Roy finally caught the ludicrous edge of the situation and added his own low laugh to hers.
“Just be damned glad there’s no privacy, Roy Beaumont. Or I might let you start
trying right on that couch back there.”
He glanced over his shoulder at the half-closed curtain, then back at her with an eager grin she’d long since learned to recognize.
“No, Beaumont.

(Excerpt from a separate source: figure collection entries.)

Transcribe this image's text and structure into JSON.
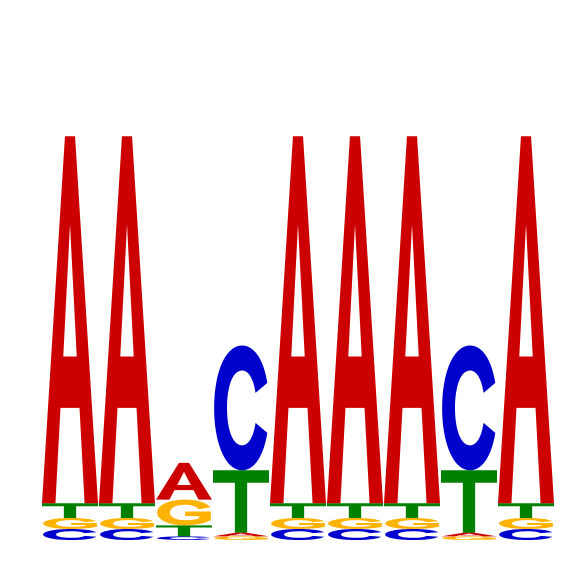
{
  "chart_data": {
    "type": "sequence-logo",
    "colors": {
      "A": "#cc0000",
      "C": "#0000cc",
      "G": "#ffb300",
      "T": "#008000"
    },
    "positions": [
      {
        "position": 1,
        "letters": [
          {
            "base": "C",
            "height": 0.03
          },
          {
            "base": "G",
            "height": 0.03
          },
          {
            "base": "T",
            "height": 0.04
          },
          {
            "base": "A",
            "height": 1.0
          }
        ]
      },
      {
        "position": 2,
        "letters": [
          {
            "base": "C",
            "height": 0.03
          },
          {
            "base": "G",
            "height": 0.03
          },
          {
            "base": "T",
            "height": 0.04
          },
          {
            "base": "A",
            "height": 1.0
          }
        ]
      },
      {
        "position": 3,
        "letters": [
          {
            "base": "C",
            "height": 0.01
          },
          {
            "base": "T",
            "height": 0.03
          },
          {
            "base": "G",
            "height": 0.07
          },
          {
            "base": "A",
            "height": 0.1
          }
        ]
      },
      {
        "position": 4,
        "letters": [
          {
            "base": "G",
            "height": 0.01
          },
          {
            "base": "A",
            "height": 0.01
          },
          {
            "base": "T",
            "height": 0.17
          },
          {
            "base": "C",
            "height": 0.34
          }
        ]
      },
      {
        "position": 5,
        "letters": [
          {
            "base": "C",
            "height": 0.03
          },
          {
            "base": "G",
            "height": 0.03
          },
          {
            "base": "T",
            "height": 0.04
          },
          {
            "base": "A",
            "height": 1.0
          }
        ]
      },
      {
        "position": 6,
        "letters": [
          {
            "base": "C",
            "height": 0.03
          },
          {
            "base": "G",
            "height": 0.03
          },
          {
            "base": "T",
            "height": 0.04
          },
          {
            "base": "A",
            "height": 1.0
          }
        ]
      },
      {
        "position": 7,
        "letters": [
          {
            "base": "C",
            "height": 0.03
          },
          {
            "base": "G",
            "height": 0.03
          },
          {
            "base": "T",
            "height": 0.04
          },
          {
            "base": "A",
            "height": 1.0
          }
        ]
      },
      {
        "position": 8,
        "letters": [
          {
            "base": "G",
            "height": 0.01
          },
          {
            "base": "A",
            "height": 0.01
          },
          {
            "base": "T",
            "height": 0.17
          },
          {
            "base": "C",
            "height": 0.34
          }
        ]
      },
      {
        "position": 9,
        "letters": [
          {
            "base": "C",
            "height": 0.03
          },
          {
            "base": "G",
            "height": 0.03
          },
          {
            "base": "T",
            "height": 0.04
          },
          {
            "base": "A",
            "height": 1.0
          }
        ]
      }
    ]
  }
}
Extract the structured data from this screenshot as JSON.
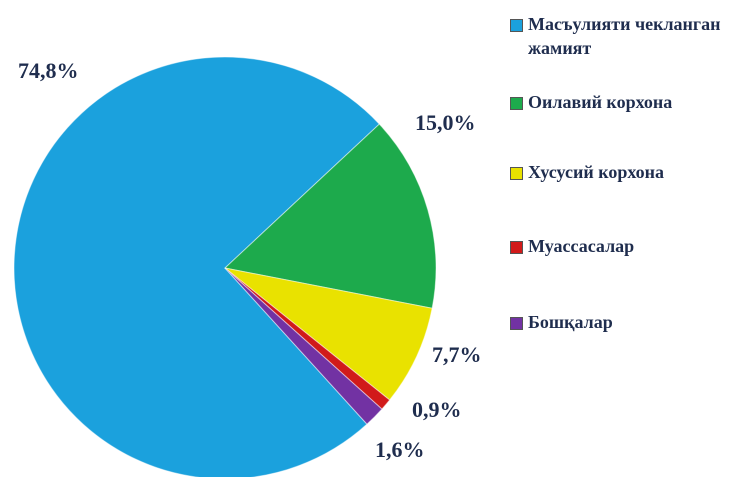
{
  "chart_data": {
    "type": "pie",
    "categories": [
      "Масъулияти чекланган жамият",
      "Оилавий корхона",
      "Хусусий корхона",
      "Муассасалар",
      "Бошқалар"
    ],
    "values": [
      74.8,
      15.0,
      7.7,
      0.9,
      1.6
    ],
    "value_labels": [
      "74,8%",
      "15,0%",
      "7,7%",
      "0,9%",
      "1,6%"
    ],
    "colors": [
      "#1ba1dd",
      "#1daa4c",
      "#e9e200",
      "#d11a1a",
      "#7232a3"
    ]
  }
}
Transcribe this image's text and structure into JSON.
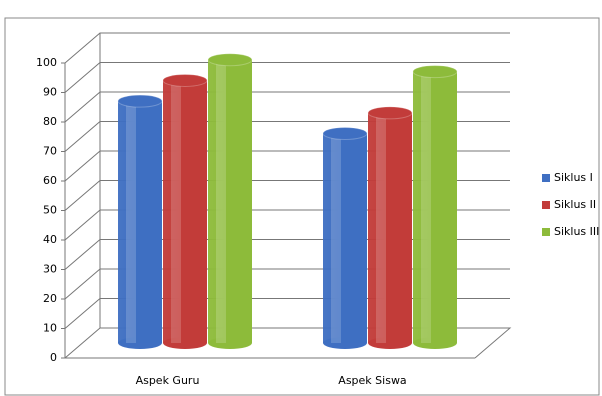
{
  "chart_data": {
    "type": "bar3d-cylinder",
    "categories": [
      "Aspek Guru",
      "Aspek Siswa"
    ],
    "series": [
      {
        "name": "Siklus I",
        "color": "#3f6fc2",
        "values": [
          82,
          71
        ]
      },
      {
        "name": "Siklus II",
        "color": "#c23c3a",
        "values": [
          89,
          78
        ]
      },
      {
        "name": "Siklus III",
        "color": "#8dbb3b",
        "values": [
          96,
          92
        ]
      }
    ],
    "ylim": [
      0,
      100
    ],
    "yticks": [
      0,
      10,
      20,
      30,
      40,
      50,
      60,
      70,
      80,
      90,
      100
    ],
    "grid": true,
    "legend": "right"
  }
}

Just…no!”
“Spoilsport,” he muttered though she could tell he wasn’t really serious.
An eager grin she’d long since learned to recognize.
Long since.
Six days and twenty-whatever minutes ago he’d been a total stranger. They had been together for a grand total of three nights. But it didn’t feel like infatuation. It felt like nothing that had come before. There was no thought necessary to know how she felt.
It was a damn good thing he’d taken back his second, unintended question.
For now, he’d said. Not really taking it away.
Three nights together that felt like three months they were so familiar and comfortable. Always at his place for obvious reasons. Her abrupt return to Washington, D.C. at the President’s request had caught her unprepared. Since stepping in as the new NSA, she was living in her parents’ home this past week. She’d meant to find a place of her own, but hadn’t had a moment to think about that yet.
She retrieved the folder that had slipped out of her fingers at Roy’s question and opened it on the table between them. Then she leaned forward.
“Roy?”
“Uh-huh.”
“When we get back…”
“Yes?”
“Let’s have dinner and stay at my place.”
“Sure thing.”
He knew where she was living, but he wasn’t making the connection quite yet.
“I think it’s time I brought my boyfriend home to share a meal with my parents.”
“Uh—Uuuh!” The wind came out of him as if he’d just been punched in the gut.